A invocação dos seus nomes, juntamente com aquilo que fizeram a favor da consolidação e extensão do movimento cristão nas suas origens, é a expressão das dificuldades sofridas em conjunto por homens e mulheres, da sua valentia no anúncio do Evangelho e na construção da fraternidade, e são igualmente expressão da ‘alta estima recíproca’, em Cristo, que Paulo e os discípulos/as se tinham.

As comunidades paulinas não têm estruturas uniformes de liderança. Nelas existem muitos colaboradores/as na missão, que realizam tarefas muito diversas: visitam as comunidades para verificar o crescimento da sua fé e animá-las nas suas dificuldades (1 Tes 3,2.6), levam mensagens do apóstolo e cartas (Rom 16,1; 1Cor 4,7; 16,10), informam a Paulo dos problemas comunitários (1 Cor 1,11), supervisionam as igrejas locais, instruem e evangelizam (cf. Rom 16; 1Cor 16,10). Alguns destes homens e mulheres permaneceram como líderes locais, enquanto que outros o foram também itinerantes.

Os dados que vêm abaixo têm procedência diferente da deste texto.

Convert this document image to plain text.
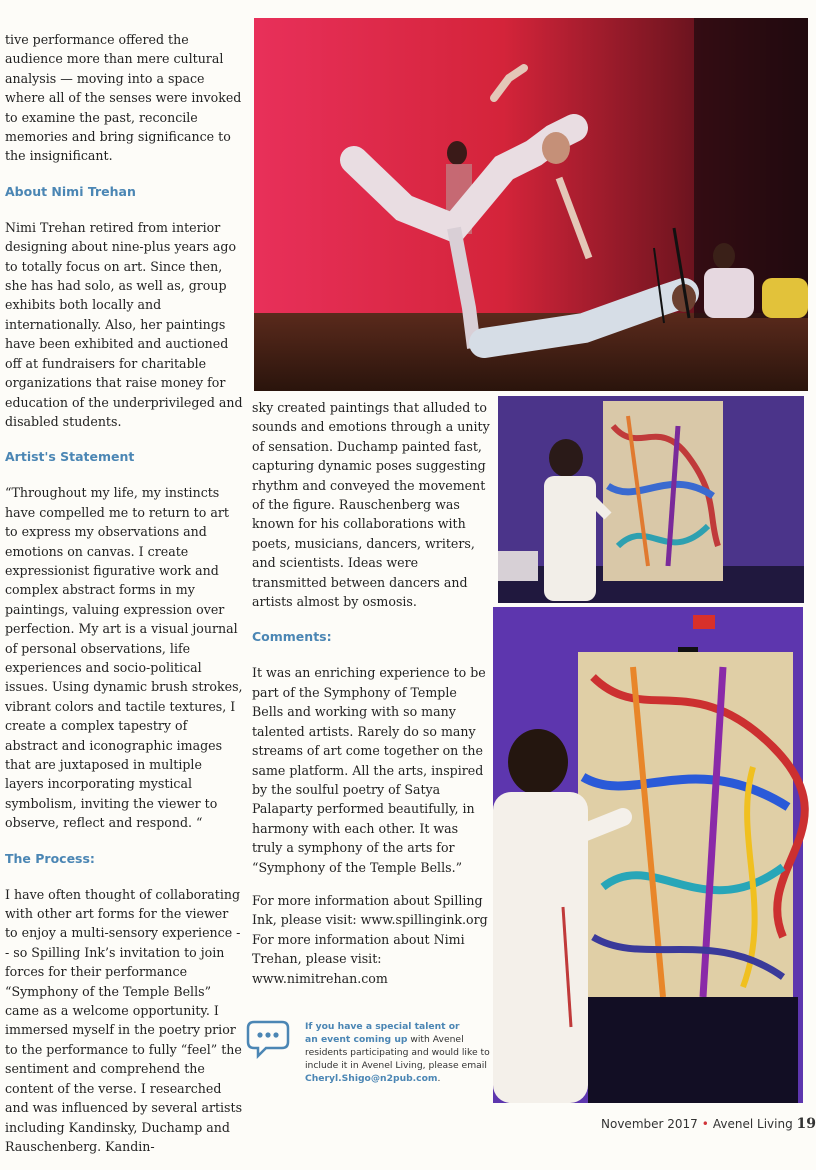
tive performance offered the audience more than mere cultural analysis — moving into a space where all of the senses were invoked to examine the past, reconcile memories and bring significance to the insignificant.

About Nimi Trehan

Nimi Trehan retired from interior designing about nine-plus years ago to totally focus on art. Since then, she has had solo, as well as, group exhibits both locally and internationally. Also, her paintings have been exhibited and auctioned off at fundraisers for charitable organizations that raise money for education of the underprivileged and disabled students.

Artist's Statement

“Throughout my life, my instincts have compelled me to return to art to express my observations and emotions on canvas. I create expressionist figurative work and complex abstract forms in my paintings, valuing expression over perfection. My art is a visual journal of personal observations, life experiences and socio-political issues. Using dynamic brush strokes, vibrant colors and tactile textures, I create a complex tapestry of abstract and iconographic images that are juxtaposed in multiple layers incorporating mystical symbolism, inviting the viewer to observe, reflect and respond. “

The Process:

I have often thought of collaborating with other art forms for the viewer to enjoy a multi-sensory experience -- so Spilling Ink’s invitation to join forces for their performance “Symphony of the Temple Bells” came as a welcome opportunity. I immersed myself in the poetry prior to the performance to fully “feel” the sentiment and comprehend the content of the verse. I researched and was influenced by several artists including Kandinsky, Duchamp and Rauschenberg. Kandin-

sky created paintings that alluded to sounds and emotions through a unity of sensation. Duchamp painted fast, capturing dynamic poses suggesting rhythm and conveyed the movement of the figure. Rauschenberg was known for his collaborations with poets, musicians, dancers, writers, and scientists. Ideas were transmitted between dancers and artists almost by osmosis.

Comments:

It was an enriching experience to be part of the Symphony of Temple Bells and working with so many talented artists. Rarely do so many streams of art come together on the same platform. All the arts, inspired by the soulful poetry of Satya Palaparty performed beautifully, in harmony with each other. It was truly a symphony of the arts for “Symphony of the Temple Bells.”

For more information about Spilling Ink, please visit: www.spillingink.org
For more information about Nimi Trehan, please visit: www.nimitrehan.com

If you have a special talent or
an event coming up with Avenel residents participating and would like to include it in Avenel Living, please email Cheryl.Shigo@n2pub.com.
November 2017 • Avenel Living 19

Não é possível, no entanto, distinguir bem uns dos outros, e existe uma certa ambiguidade.

A autoridade feminina inscreve-se neste marco, em que a liderança de mulheres se reconhece nos títulos que recebem, tal como nos homens, e que atestam a sua inclusão nas distintas equipas missionárias, para favorecer o enraizamento e a inculturação do Evangelho nas culturas mediterrânicas, e para animar a vida dos grupos cristãos. A comparação dos dados sobre mulheres nestas equipas missionárias (e que temos a sorte de terem sido deixados por Paulo) com as notícias que descrevem a actividade dos colaboradores masculinos, revela que desempenharam uma ‘intensa actividade missionária’ nas suas comunidades locais, nas viagens, através do comércio, e através dos ofícios que desempenharam, e tudo isso apesar das muitas dificuldades e perigos.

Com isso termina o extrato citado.